アルメニア新大統領が就任、バランス外交を継続

(アルメニア)

欧州ロシアCIS課

2018年04月10日

アルメニアで4月9日、元首相でEUアルメニア政府代表部、駐英大使などを歴任したアルメン・サルキシャン氏が大統領に就任した。大統領の任期は5年から7年に変更されており、サルキシャン大統領の任期は2025年4月までの予定。

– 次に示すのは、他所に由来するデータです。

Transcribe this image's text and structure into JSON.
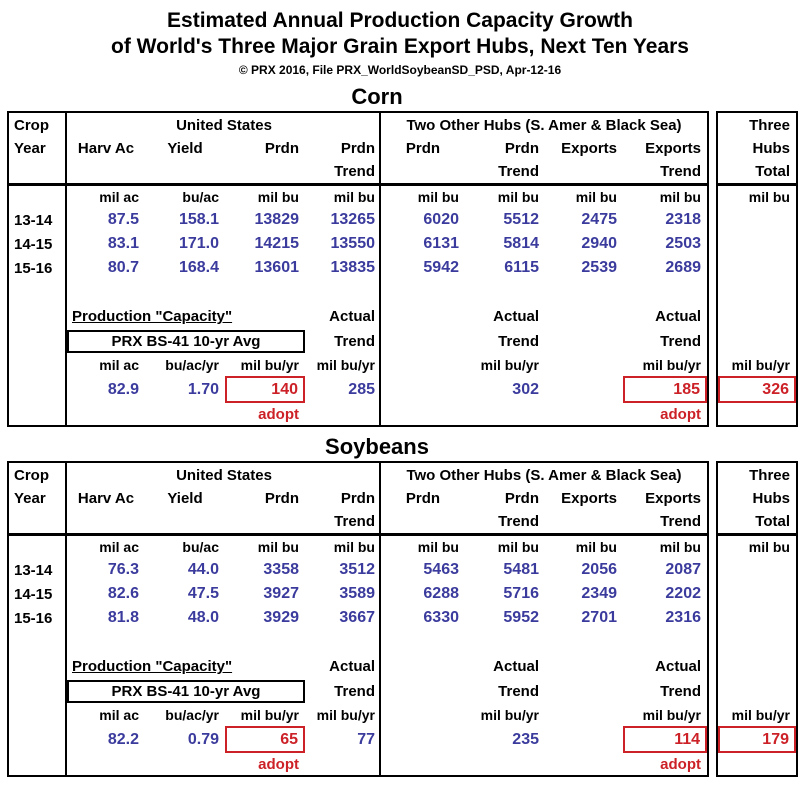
{
  "page": {
    "title_line1": "Estimated Annual Production Capacity Growth",
    "title_line2": "of World's Three Major Grain Export Hubs, Next Ten Years",
    "subtitle": "© PRX 2016, File PRX_WorldSoybeanSD_PSD, Apr-12-16"
  },
  "colors": {
    "data_blue": "#3b3b9d",
    "accent_red": "#cc2127",
    "border_black": "#000000"
  },
  "labels": {
    "crop": "Crop",
    "year": "Year",
    "us_group": "United States",
    "hubs_group": "Two Other Hubs (S. Amer & Black Sea)",
    "three": "Three",
    "hubs": "Hubs",
    "total": "Total",
    "harv_ac": "Harv Ac",
    "yield": "Yield",
    "prdn": "Prdn",
    "exports": "Exports",
    "trend": "Trend",
    "actual": "Actual",
    "adopt": "adopt",
    "capacity_title": "Production \"Capacity\"",
    "prx_method": "PRX BS-41 10-yr Avg",
    "units": {
      "mil_ac": "mil ac",
      "bu_ac": "bu/ac",
      "mil_bu": "mil bu",
      "bu_ac_yr": "bu/ac/yr",
      "mil_bu_yr": "mil bu/yr"
    }
  },
  "corn": {
    "section_title": "Corn",
    "rows": [
      {
        "year": "13-14",
        "harv": "87.5",
        "yld": "158.1",
        "prdn": "13829",
        "prdn_trend": "13265",
        "hub_prdn": "6020",
        "hub_prdn_trend": "5512",
        "exports": "2475",
        "exports_trend": "2318"
      },
      {
        "year": "14-15",
        "harv": "83.1",
        "yld": "171.0",
        "prdn": "14215",
        "prdn_trend": "13550",
        "hub_prdn": "6131",
        "hub_prdn_trend": "5814",
        "exports": "2940",
        "exports_trend": "2503"
      },
      {
        "year": "15-16",
        "harv": "80.7",
        "yld": "168.4",
        "prdn": "13601",
        "prdn_trend": "13835",
        "hub_prdn": "5942",
        "hub_prdn_trend": "6115",
        "exports": "2539",
        "exports_trend": "2689"
      }
    ],
    "capacity": {
      "harv": "82.9",
      "yld": "1.70",
      "prdn_adopted": "140",
      "prdn_trend": "285",
      "hub_prdn_trend": "302",
      "exports_trend_adopted": "185",
      "three_hubs_total": "326"
    }
  },
  "soybeans": {
    "section_title": "Soybeans",
    "rows": [
      {
        "year": "13-14",
        "harv": "76.3",
        "yld": "44.0",
        "prdn": "3358",
        "prdn_trend": "3512",
        "hub_prdn": "5463",
        "hub_prdn_trend": "5481",
        "exports": "2056",
        "exports_trend": "2087"
      },
      {
        "year": "14-15",
        "harv": "82.6",
        "yld": "47.5",
        "prdn": "3927",
        "prdn_trend": "3589",
        "hub_prdn": "6288",
        "hub_prdn_trend": "5716",
        "exports": "2349",
        "exports_trend": "2202"
      },
      {
        "year": "15-16",
        "harv": "81.8",
        "yld": "48.0",
        "prdn": "3929",
        "prdn_trend": "3667",
        "hub_prdn": "6330",
        "hub_prdn_trend": "5952",
        "exports": "2701",
        "exports_trend": "2316"
      }
    ],
    "capacity": {
      "harv": "82.2",
      "yld": "0.79",
      "prdn_adopted": "65",
      "prdn_trend": "77",
      "hub_prdn_trend": "235",
      "exports_trend_adopted": "114",
      "three_hubs_total": "179"
    }
  }
}
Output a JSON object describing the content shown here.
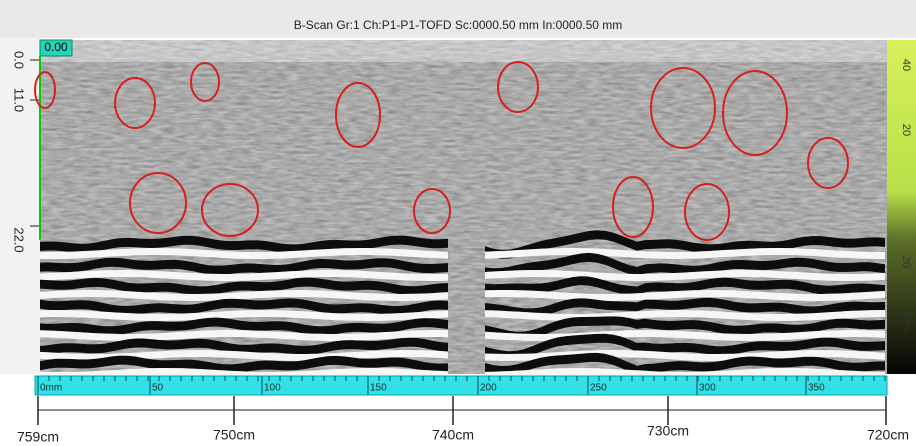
{
  "header": {
    "title": "B-Scan Gr:1 Ch:P1-P1-TOFD Sc:0000.50 mm In:0000.50 mm"
  },
  "scan": {
    "cursor_value": "0.00",
    "depth_labels": [
      "0.0",
      "11.0",
      "22.0"
    ],
    "amplitude_labels": [
      "40",
      "20",
      "20",
      "40%"
    ]
  },
  "ruler": {
    "labels": [
      "0mm",
      "50",
      "100",
      "150",
      "200",
      "250",
      "300",
      "350"
    ]
  },
  "position": {
    "labels": [
      "759cm",
      "750cm",
      "740cm",
      "730cm",
      "720cm"
    ]
  }
}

アルメニアは2015年に国民投票により憲法を改正し、国民による大統領の直接選挙制を廃止、大統領から議会へ権限を移す統治機構の修正を実施した。大統領は議会によって選ばれ、統治機構上はより形式的な役割を担うこととなった。一方で、議会選挙は選挙区制から政党比例式となり、議会の多数派政党が実質的な国の指導者である首相を選出する。カレン・カラペチャン首相は今般、サルキシャン新大統領に内閣総辞職の辞表を提出し、受理された。新内閣が組閣されるまでは、現内閣が暫定的に業務を行う。

ロシアも外交姿勢を容認

アルメニアはこれまで、対外経済関係でEUとロシアの双方に配慮した「バランス外交」を展開してきた。例えば、ロシアを中心とするユーラシア経済連合への加盟をしながらも、2017年3月にEUとの間で政治、経済、文化など幅広い分野での包括的パートナーシップ協定を締結している(2017年12月4日記事参照)。また、同国南部で国境を接するイランとも経済交流を促進し、国境地域で自由経済区などの建設を進めている(2018年1月5日記事参照)。今後もその方向は変わらないとみられる。

ロシアのセルゲイ・ラブロフ外相は4月8日、同国の外交姿勢について、アルメニアメディアのインタビューに答え、「EUとロシアとの関係は択一的ではない」と語り、ロシアとしても現時点でのアルメニアの多方面のバランス外交を容認する姿勢を示している。

サルキシャン新大統領は認証式の演説でサルグシャン前大統領の経済外交政策を引き継ぐ旨表明している。